Analysis of temperature uniformity of electric vehicle battery system with swirling flow strengthened heat transfer

In this paper, a novel battery thermal management (BTM) model based on swirling flow was established to ensure the safety of new energy vehicle. The computational fluid dynamics (CFD) method were utilized to investigate the effects of the number of branch channel (n) and diameter ratio (C) of cold plate. The maximum surface temperature would be reduced by increasing the number of channel, and at the same time, the pressure drop also was increased. The results showed that the maximum surface temperatures of the battery pack were decreased by 5.7%, 1.3%, 1.4%, 3.8%, and 6.5% with Reynolds numbers of 126, 252, 378, 504 and 630, respectively, by applying the branch channel with C = 0.25. The temperature standard deviations of the cold plate was declined by 20.7%, 13.7%, 11.1%, 11.7%, and 13.5% as well.

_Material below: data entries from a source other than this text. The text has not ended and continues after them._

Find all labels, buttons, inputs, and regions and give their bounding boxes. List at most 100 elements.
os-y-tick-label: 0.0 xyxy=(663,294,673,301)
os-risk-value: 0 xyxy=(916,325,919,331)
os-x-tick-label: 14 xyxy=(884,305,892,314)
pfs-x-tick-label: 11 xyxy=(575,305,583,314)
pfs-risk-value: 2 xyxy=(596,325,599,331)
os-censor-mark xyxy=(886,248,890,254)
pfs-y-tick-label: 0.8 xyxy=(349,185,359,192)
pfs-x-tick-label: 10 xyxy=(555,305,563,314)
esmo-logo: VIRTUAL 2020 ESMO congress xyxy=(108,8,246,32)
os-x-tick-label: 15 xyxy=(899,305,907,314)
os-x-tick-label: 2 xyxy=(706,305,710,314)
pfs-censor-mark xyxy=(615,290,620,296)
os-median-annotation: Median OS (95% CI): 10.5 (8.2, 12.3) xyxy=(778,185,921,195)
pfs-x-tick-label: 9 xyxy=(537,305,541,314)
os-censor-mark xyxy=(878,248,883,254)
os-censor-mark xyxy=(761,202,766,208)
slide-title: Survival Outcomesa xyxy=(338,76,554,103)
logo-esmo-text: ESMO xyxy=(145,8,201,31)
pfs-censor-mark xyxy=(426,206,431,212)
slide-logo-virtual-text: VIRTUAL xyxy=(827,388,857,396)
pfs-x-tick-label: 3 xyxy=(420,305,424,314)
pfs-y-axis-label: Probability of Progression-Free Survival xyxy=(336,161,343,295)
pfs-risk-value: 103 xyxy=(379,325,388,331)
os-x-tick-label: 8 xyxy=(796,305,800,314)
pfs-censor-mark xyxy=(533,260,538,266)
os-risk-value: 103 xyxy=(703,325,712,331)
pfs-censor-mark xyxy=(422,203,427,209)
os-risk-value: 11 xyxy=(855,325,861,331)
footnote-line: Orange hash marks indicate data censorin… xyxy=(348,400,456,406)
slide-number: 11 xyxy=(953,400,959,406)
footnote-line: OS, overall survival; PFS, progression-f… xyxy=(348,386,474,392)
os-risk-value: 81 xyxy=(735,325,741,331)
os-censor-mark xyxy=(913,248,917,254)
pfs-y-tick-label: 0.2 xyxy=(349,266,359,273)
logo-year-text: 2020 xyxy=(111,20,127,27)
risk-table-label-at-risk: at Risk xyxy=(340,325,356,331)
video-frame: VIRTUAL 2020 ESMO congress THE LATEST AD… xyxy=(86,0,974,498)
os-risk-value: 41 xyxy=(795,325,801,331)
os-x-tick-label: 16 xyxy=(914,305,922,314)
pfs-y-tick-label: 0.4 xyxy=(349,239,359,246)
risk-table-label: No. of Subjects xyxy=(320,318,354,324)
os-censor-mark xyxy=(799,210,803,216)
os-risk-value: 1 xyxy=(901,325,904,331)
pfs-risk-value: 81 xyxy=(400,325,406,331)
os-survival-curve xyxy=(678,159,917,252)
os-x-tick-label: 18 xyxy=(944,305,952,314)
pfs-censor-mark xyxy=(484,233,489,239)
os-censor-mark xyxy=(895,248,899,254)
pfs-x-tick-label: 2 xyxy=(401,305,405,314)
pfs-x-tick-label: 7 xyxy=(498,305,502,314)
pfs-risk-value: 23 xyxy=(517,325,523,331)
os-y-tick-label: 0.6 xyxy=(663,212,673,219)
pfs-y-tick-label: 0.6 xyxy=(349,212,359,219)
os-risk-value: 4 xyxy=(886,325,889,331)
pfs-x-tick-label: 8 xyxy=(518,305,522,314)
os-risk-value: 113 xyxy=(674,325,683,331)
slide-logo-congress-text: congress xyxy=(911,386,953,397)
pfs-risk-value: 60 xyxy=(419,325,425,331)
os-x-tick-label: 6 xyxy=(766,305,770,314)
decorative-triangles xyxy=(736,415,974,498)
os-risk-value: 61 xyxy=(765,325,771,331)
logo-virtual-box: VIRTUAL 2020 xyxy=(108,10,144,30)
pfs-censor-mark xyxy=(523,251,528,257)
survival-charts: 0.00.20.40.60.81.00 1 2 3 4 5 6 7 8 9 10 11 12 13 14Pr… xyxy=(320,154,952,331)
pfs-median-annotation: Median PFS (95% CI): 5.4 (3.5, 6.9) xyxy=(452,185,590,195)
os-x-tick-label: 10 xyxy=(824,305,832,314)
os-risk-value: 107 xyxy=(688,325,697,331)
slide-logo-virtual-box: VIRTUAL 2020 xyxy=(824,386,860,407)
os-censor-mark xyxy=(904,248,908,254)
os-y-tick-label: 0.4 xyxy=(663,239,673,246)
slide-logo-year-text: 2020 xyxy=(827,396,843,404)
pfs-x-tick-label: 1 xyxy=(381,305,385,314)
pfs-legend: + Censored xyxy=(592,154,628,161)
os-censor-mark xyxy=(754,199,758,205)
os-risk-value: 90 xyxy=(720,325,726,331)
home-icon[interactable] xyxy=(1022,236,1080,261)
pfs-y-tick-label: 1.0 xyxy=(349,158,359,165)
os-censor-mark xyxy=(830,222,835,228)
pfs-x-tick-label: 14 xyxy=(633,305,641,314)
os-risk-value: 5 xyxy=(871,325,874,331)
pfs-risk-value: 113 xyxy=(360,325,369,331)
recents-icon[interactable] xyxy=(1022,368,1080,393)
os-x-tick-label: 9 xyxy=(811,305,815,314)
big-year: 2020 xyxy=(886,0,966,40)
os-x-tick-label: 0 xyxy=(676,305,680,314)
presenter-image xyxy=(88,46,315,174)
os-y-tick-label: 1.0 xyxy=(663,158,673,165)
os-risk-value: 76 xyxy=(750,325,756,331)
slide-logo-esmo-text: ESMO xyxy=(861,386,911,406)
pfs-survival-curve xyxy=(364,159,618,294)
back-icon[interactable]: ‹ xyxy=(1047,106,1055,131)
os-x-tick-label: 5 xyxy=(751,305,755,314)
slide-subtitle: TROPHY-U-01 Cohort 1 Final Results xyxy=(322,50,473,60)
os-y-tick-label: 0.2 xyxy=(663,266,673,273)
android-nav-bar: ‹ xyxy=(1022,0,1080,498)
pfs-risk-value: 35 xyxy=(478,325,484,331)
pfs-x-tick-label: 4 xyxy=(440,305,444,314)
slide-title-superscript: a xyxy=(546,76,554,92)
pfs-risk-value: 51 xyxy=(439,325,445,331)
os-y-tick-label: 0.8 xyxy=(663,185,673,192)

Furthermore, the performance evaluation criterion (PEC) with different number of branch pipes was analyzed. When the Reynolds numbers were 126, 252, 378, 504 and 630 with n = 2, PECs were 4.66, 5.08, 5.14, 5.18, and 5.20, respectively. Based on the analysis of Nusselt number and flow resistance coefficient of channel, the BTM could achieve the most efficiency when n was 2.

Automated summary

This paper established a novel battery thermal management model based on swirling flow to ensure the safety of new energy vehicles. By studying the impact of the number of branch channels and diameter ratio of the cold plate, it was found that increasing the number of channels could reduce the maximum surface temperature and improve system performance. Overall, the study aimed to optimize efficiency and safety in battery thermal management for electric vehicles.